РАБОЧИЙ СТОЛ

СПИСОК АВТОРОВ

Николай Кузнецов

Мятлик на фоне Земли (предисловие Геннадия Каневского)

29-12-2020 : редактор - Владимир Коркунов







Петербургский поэт Николай Кузнецов удивляет. Кажется, мало в ком из молодых найдется столько беспримесной музыки и того первородного вещества поэзии, на котором, как на фундаменте, строится здание индивидуальной поэтики зрелого автора. Довольно часто здание строится без фундамента. У Кузнецова — он еще молод — кажется, противоположная ситуация: часто есть фундамент, но здание только начинает возводиться. Поэтому мы читаем фактически стихи конца девятнадцатого века — это конец 80-х и начало 90-х годов, когда еще был жив Аполлон Майков и уже публиковал первые стихи Валерий Брюсов. Именно тогда поэты готовы были отказаться почти от всего ради одного звука.
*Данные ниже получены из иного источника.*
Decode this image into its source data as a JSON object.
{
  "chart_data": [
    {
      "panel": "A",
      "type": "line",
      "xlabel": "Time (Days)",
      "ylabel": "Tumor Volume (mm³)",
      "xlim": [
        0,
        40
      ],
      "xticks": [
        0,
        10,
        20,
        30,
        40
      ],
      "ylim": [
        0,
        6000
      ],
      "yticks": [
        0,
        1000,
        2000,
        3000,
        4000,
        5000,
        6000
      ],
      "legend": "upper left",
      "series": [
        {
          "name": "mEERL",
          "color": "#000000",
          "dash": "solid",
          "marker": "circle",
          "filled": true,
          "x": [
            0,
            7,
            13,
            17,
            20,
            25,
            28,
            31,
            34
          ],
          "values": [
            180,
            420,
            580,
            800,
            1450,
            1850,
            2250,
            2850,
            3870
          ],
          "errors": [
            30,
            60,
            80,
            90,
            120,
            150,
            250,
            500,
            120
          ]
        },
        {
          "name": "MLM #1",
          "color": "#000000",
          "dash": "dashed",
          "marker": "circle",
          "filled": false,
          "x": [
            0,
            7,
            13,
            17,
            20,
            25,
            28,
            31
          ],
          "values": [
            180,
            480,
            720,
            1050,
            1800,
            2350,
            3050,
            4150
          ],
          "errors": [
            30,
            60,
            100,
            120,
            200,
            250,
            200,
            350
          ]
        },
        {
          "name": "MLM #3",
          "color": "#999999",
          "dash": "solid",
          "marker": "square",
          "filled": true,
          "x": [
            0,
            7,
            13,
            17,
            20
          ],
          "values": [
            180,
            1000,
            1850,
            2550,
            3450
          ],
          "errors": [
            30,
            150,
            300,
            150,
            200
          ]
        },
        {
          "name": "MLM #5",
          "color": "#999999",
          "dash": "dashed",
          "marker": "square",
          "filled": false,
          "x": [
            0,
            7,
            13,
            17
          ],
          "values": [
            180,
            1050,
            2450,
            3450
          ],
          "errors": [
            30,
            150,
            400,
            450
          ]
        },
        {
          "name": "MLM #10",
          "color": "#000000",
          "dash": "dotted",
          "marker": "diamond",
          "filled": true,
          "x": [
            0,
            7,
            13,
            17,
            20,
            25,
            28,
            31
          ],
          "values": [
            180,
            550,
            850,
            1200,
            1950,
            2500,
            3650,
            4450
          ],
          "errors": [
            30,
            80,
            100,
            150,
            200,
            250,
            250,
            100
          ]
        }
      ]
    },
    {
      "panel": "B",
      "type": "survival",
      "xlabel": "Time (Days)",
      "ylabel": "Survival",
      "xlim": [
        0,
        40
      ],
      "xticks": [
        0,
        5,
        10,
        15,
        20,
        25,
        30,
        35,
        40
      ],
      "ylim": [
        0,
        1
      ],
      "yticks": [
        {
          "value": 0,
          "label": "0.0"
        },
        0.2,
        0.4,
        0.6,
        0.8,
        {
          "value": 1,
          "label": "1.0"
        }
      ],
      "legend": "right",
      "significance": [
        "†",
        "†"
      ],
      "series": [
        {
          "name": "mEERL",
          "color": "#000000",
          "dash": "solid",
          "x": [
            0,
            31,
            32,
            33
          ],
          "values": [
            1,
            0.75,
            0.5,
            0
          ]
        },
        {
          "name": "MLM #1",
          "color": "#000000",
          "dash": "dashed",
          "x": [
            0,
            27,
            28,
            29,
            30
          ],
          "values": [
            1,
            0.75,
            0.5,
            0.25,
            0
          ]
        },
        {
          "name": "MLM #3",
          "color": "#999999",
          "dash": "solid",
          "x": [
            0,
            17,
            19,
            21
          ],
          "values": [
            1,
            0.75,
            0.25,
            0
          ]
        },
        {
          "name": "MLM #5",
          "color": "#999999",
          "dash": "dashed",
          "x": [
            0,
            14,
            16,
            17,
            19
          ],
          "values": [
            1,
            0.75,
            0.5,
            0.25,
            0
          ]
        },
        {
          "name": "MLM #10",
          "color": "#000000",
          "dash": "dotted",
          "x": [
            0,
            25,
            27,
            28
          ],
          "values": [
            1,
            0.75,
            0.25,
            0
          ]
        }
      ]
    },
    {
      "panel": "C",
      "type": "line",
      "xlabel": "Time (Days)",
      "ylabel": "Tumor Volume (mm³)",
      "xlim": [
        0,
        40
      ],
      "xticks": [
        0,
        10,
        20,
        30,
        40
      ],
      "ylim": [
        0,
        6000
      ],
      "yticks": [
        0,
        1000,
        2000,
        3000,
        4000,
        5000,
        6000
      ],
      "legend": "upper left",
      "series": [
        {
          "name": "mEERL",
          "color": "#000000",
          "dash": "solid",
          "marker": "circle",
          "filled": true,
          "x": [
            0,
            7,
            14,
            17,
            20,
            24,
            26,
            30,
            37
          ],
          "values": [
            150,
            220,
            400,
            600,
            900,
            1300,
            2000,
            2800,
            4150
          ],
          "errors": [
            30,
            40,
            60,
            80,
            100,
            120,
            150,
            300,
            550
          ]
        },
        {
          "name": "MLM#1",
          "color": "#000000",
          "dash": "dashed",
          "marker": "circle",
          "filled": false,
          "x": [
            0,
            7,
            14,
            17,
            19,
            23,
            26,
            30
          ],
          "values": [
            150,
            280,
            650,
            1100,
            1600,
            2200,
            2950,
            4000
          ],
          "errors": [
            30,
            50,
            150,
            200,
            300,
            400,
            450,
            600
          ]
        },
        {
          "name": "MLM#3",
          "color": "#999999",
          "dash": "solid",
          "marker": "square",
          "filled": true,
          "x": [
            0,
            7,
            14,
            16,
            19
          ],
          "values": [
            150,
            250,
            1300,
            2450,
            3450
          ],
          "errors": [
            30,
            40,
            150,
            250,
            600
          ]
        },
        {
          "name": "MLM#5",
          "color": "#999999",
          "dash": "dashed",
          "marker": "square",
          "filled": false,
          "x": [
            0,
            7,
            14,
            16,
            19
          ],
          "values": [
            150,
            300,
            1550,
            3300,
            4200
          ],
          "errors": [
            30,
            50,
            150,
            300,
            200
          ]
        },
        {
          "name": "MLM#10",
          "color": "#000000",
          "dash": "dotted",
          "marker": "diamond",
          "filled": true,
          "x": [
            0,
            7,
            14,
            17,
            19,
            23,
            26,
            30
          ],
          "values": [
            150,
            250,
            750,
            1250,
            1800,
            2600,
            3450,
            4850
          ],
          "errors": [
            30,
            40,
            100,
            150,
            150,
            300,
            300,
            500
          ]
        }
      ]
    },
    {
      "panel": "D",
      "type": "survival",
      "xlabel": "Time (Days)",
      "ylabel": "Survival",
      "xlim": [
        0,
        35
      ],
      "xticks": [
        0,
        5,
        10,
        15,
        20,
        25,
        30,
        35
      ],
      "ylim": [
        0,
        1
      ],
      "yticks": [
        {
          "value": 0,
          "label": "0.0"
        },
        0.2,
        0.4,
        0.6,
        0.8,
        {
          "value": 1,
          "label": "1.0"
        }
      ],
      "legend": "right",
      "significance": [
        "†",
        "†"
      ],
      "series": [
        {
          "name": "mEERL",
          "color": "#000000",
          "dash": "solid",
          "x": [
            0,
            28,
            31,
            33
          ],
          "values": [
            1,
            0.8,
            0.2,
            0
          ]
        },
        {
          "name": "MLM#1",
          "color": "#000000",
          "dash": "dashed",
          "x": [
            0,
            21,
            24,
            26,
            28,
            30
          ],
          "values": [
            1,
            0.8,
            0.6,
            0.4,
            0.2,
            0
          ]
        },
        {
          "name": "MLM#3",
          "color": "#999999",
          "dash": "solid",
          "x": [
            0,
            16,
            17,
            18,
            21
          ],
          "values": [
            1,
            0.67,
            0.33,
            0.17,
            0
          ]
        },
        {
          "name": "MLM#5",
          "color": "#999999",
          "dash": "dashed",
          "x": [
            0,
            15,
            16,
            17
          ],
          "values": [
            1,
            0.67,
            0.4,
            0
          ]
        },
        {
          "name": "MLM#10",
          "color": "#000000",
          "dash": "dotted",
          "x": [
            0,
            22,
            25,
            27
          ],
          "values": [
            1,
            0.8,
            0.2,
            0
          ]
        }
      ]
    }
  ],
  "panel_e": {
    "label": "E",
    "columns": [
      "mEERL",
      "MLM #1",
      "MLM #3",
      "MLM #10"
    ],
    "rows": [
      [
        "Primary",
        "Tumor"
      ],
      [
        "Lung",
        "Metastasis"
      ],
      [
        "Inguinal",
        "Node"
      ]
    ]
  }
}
Когда в первом же стихотворении подборки Кузнецов пишет о закате «Луною солнце вспорото — / И в глубине высот / С отливом красным золото / Заполонило свод», к этому легко придраться критику и скептику — как это, дескать, «луною — солнце», что за «глубина высот» — но вот проходит полдня, день, и ты с изумлением понимаешь, что эти строки не выходят у тебя из головы.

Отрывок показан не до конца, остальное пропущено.